Clinical: "Prove it" - If you are concerned for a patient and need to decide between action or monitoring...prove it. Prove there is a problem or prove there is not a problem to act on. Collect the data/evidence for or against it like you are making a case in court. When one side outweighs the other, you will know which path to take.
"People won't care how much you know until they know how much you care." So many people, when they enter the healthcare workforce, are concerned with knowing everything to empower their decisions. This is absolutely necessary, however don't lose your humanity along the way. We are people treating people - sometimes in the worst of circumstances. If you don't know. Say you don't know but that you will figure it out together. If you were wrong, say you were wrong and try to make it right. Care about your patients and even your fellow coworkers first.
Leadership: "Seek first to understand before being understood." Listening has become such a commodity with leaders. When leading people, they may not always need you to solve their problem, they may just need you to listen. Further, when leaders are only concerned with their agenda, they will lose their audience.
"There is no reality, only perception" Once you understand where people are coming from, it makes it easier to find a middle ground.
What advice would you give to young women entering your industry?
My advice to young women entering nursing is to explore the many facets of the field beyond what you see in media, find the areas that truly interest you, and commit to continuous learning while connecting with professional organizations to grow your skills and network. Further, use your work, your voice, your influence to help nursing elevate their position in the healthcare continuum to equal that of other healthcare professions.
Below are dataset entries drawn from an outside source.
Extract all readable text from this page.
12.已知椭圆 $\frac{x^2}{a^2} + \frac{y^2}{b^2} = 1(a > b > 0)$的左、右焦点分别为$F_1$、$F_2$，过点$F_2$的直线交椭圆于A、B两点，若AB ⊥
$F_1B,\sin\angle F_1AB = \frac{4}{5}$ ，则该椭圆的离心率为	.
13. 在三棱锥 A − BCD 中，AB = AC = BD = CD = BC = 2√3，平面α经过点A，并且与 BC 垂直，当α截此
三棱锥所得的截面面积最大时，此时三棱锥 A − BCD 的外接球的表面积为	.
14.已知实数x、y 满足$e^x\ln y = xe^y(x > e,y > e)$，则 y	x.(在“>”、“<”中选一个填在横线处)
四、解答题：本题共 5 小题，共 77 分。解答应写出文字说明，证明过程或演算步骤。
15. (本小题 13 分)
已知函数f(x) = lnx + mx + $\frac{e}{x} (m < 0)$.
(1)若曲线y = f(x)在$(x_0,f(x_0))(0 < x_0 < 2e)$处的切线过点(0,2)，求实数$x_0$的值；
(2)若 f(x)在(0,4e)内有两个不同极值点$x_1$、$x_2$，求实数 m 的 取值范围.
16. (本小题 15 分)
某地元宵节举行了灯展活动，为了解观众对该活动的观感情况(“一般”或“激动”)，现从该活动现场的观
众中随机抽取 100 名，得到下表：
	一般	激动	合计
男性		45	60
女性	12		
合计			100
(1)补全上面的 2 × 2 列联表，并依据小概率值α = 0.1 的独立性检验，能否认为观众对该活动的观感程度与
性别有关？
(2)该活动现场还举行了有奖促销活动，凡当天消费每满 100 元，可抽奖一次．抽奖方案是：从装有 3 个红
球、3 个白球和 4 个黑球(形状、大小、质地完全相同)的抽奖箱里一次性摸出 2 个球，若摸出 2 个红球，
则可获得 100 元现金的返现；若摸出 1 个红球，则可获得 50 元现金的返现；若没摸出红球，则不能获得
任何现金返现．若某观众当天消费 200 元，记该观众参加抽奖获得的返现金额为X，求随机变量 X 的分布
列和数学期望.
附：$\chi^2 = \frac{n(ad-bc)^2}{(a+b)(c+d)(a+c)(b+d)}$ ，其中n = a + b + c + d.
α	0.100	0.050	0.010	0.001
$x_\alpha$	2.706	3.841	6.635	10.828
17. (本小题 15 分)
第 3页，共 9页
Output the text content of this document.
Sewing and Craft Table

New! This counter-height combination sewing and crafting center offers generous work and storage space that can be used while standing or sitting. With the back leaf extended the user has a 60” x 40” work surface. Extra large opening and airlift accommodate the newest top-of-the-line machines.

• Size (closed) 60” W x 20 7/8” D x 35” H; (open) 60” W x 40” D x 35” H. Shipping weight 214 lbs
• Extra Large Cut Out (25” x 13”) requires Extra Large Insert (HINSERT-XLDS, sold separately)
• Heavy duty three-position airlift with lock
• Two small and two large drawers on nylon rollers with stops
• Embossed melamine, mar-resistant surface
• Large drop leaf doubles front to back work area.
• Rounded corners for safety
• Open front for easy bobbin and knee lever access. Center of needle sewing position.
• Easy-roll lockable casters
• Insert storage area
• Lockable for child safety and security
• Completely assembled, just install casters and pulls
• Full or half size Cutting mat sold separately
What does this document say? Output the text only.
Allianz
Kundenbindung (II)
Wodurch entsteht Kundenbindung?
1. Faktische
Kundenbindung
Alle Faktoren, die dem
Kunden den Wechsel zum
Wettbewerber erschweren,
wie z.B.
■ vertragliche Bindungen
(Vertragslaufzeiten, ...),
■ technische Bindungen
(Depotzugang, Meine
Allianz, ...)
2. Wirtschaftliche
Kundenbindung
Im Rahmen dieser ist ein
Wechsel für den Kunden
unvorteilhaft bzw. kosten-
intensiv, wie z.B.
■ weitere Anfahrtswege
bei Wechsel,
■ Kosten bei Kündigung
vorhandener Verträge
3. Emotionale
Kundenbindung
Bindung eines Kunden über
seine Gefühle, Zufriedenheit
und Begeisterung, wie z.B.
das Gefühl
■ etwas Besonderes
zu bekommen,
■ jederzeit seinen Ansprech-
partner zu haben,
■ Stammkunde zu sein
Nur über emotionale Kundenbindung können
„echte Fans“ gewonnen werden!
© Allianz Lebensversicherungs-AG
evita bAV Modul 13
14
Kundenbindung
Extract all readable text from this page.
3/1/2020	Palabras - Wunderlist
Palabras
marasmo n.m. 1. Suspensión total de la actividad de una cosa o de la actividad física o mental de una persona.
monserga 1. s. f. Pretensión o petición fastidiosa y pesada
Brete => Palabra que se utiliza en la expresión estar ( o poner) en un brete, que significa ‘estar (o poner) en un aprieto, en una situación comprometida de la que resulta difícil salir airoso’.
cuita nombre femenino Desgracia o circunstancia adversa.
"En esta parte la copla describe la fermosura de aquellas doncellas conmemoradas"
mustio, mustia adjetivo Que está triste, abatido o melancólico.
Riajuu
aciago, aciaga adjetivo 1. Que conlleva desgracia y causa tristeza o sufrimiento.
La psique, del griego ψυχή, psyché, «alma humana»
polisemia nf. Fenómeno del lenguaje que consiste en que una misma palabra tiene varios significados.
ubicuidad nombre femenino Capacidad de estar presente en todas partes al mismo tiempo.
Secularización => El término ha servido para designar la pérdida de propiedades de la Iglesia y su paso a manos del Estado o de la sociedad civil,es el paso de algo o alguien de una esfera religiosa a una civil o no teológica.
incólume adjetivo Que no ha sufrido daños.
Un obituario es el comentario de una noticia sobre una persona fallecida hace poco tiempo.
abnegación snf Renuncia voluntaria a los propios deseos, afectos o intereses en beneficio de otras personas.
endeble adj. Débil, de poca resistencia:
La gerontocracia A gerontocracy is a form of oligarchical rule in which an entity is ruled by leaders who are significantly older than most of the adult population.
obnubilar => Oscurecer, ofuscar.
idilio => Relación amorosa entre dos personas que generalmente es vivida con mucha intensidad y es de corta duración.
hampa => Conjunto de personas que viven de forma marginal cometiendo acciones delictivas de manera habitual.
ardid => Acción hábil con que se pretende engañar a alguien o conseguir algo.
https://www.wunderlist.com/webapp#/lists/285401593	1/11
What are the biggest challenges or opportunities in your field right now?
The biggest challenge I find that nurses face right now is the quantification of their work. Healthcare, while caring for humans, still functions as a business. In so many cases, nursing services are billed a standard room charge. Thus, when cost containment is attempted, nurses are often categorized as an expense and are adjusted with a similar mindset. Nursing, as a profession, delivers services unique to nursing that cannot always be done by other disciplines. As such, nursing services should be it's own reimbursable service by insurers and only then will nursing truly perpetuate the autonomy it deserves.
What values are most important to you in your work and personal life?
Communication - Never underestimate the value of a face-to-face conversation. So many understandings can be reached through this approach.
It's not a work-life balance, it's a work-life "juggle." As women, we will never be able to balance all of the responsibilities or challenges thrown our way. One or the other will always have to give. If you can be successful at one, during any given point in time, you will move mountains.